Western Digital Corporation reported significant financial growth in its latest quarterly results, with net revenue reaching $3.017 billion for the three months ended January 2, 2026, a 25% increase from $2.409 billion in the same period the previous year. For the first half of the fiscal year, revenue rose 26% to $5.835 billion compared to $4.621 billion in the prior year. The company attributed this growth to a 22% increase in exabytes sold, driven by strong demand for high-capacity enterprise products, and a 2% increase in average selling prices per exabyte.

The company's gross profit also saw a substantial increase, rising to $1.380 billion for the quarter, up from $907 million a year earlier, resulting in a gross margin improvement of 8 percentage points. Operating income for the quarter was $908 million, a 62% increase from $560 million in the prior year. The increase in profitability was supported by a lower cost structure on newer generation products and improved pricing strategies. Net income from continuing operations surged to $1.842 billion, compared to $466 million in the same quarter last year.

In terms of strategic developments, Western Digital completed the separation of its hard disk drive (HDD) and flash business units on February 21, 2025, creating two independent public companies. This strategic move is expected to enhance operational efficiency and focus on growth opportunities within the HDD market. The company retained a 19.9% stake in Sandisk, which it plans to monetize to further reduce debt. As of January 2, 2026, Western Digital's total assets increased to $15.611 billion, up from $14.002 billion at the end of the previous fiscal year.

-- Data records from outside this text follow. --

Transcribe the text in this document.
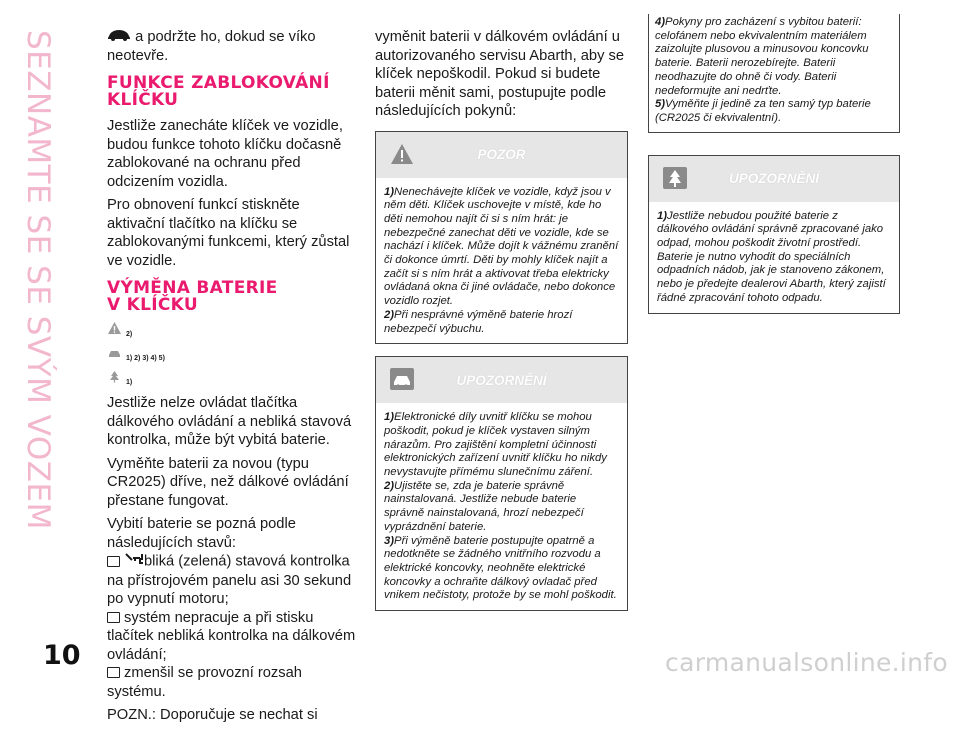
SEZNAMTE SE SE SVÝM VOZEM	a podržte ho, dokud se víko neotevře.

FUNKCE ZABLOKOVÁNÍ
KLÍČKU

Jestliže zanecháte klíček ve vozidle, budou funkce tohoto klíčku dočasně zablokované na ochranu před odcizením vozidla.

Pro obnovení funkcí stiskněte aktivační tlačítko na klíčku se zablokovanými funkcemi, který zůstal ve vozidle.

VÝMĚNA BATERIE
V KLÍČKU
2)
1) 2) 3) 4) 5)
1)

Jestliže nelze ovládat tlačítka dálkového ovládání a nebliká stavová kontrolka, může být vybitá baterie.

Vyměňte baterii za novou (typu CR2025) dříve, než dálkové ovládání přestane fungovat.

Vybití baterie se pozná podle následujících stavů:

bliká (zelená) stavová kontrolka na přístrojovém panelu asi 30 sekund po vypnutí motoru;

systém nepracuje a při stisku tlačítek nebliká kontrolka na dálkovém ovládání;

zmenšil se provozní rozsah systému.

POZN.: Doporučuje se nechat si

vyměnit baterii v dálkovém ovládání u autorizovaného servisu Abarth, aby se klíček nepoškodil. Pokud si budete baterii měnit sami, postupujte podle následujících pokynů:

POZOR

1)Nenechávejte klíček ve vozidle, když jsou v něm děti. Klíček uschovejte v místě, kde ho děti nemohou najít či si s ním hrát: je nebezpečné zanechat děti ve vozidle, kde se nachází i klíček. Může dojít k vážnému zranění či dokonce úmrtí. Děti by mohly klíček najít a začít si s ním hrát a aktivovat třeba elektricky ovládaná okna či jiné ovládače, nebo dokonce vozidlo rozjet.

2)Při nesprávné výměně baterie hrozí nebezpečí výbuchu.

UPOZORNĚNÍ

1)Elektronické díly uvnitř klíčku se mohou poškodit, pokud je klíček vystaven silným nárazům. Pro zajištění kompletní účinnosti elektronických zařízení uvnitř klíčku ho nikdy nevystavujte přímému slunečnímu záření.

2)Ujistěte se, zda je baterie správně nainstalovaná. Jestliže nebude baterie správně nainstalovaná, hrozí nebezpečí vyprázdnění baterie.

3)Při výměně baterie postupujte opatrně a nedotkněte se žádného vnitřního rozvodu a elektrické koncovky, neohněte elektrické koncovky a ochraňte dálkový ovladač před vnikem nečistoty, protože by se mohl poškodit.

4)Pokyny pro zacházení s vybitou baterií: celofánem nebo ekvivalentním materiálem zaizolujte plusovou a minusovou koncovku baterie. Baterii nerozebírejte. Baterii neodhazujte do ohně či vody. Baterii nedeformujte ani nedrťte.

5)Vyměňte ji jedině za ten samý typ baterie (CR2025 či ekvivalentní).

UPOZORNĚNÍ

1)Jestliže nebudou použité baterie z dálkového ovládání správně zpracované jako odpad, mohou poškodit životní prostředí. Baterie je nutno vyhodit do speciálních odpadních nádob, jak je stanoveno zákonem, nebo je předejte dealerovi Abarth, který zajistí řádné zpracování tohoto odpadu.

10	carmanualsonline.info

Operationally, Western Digital's customer concentration increased, with its top ten customers accounting for 76% of net revenue in the latest quarter, compared to 67% in the same period last year. The company reported a notable increase in accounts receivable, which rose to $1.685 billion from $1.486 billion, indicating strong sales performance. The company also reported a cash and cash equivalents balance of $1.975 billion, down from $2.114 billion, reflecting significant cash outflows related to share repurchases and dividends.

Looking ahead, Western Digital anticipates continued demand for data storage solutions, particularly in the cloud and enterprise sectors, driven by the adoption of artificial intelligence and hybrid data workloads. The company is closely monitoring macroeconomic conditions, including trade policies and tariffs, which could impact its operations. Western Digital expects to maintain sufficient liquidity to meet its operational and capital needs, with capital expenditures projected to be approximately 4% to 6% of net revenue for the fiscal year.

About WESTERN DIGITAL CORP

Western Digital Corporation is a leading provider of data storage devices and solutions, primarily manufacturing hard disk drives (HDDs) for cloud, enterprise, client, and consumer markets. Its products enable reliable, high-capacity storage for digital infrastructure, supporting cloud data centers, edge computing, and personal content. The company emphasizes innovation, cost efficiency, and global manufacturing to maintain its competitive position in the data-driven economy.

This description was generated via AI from an annual report. Updated 8 months ago.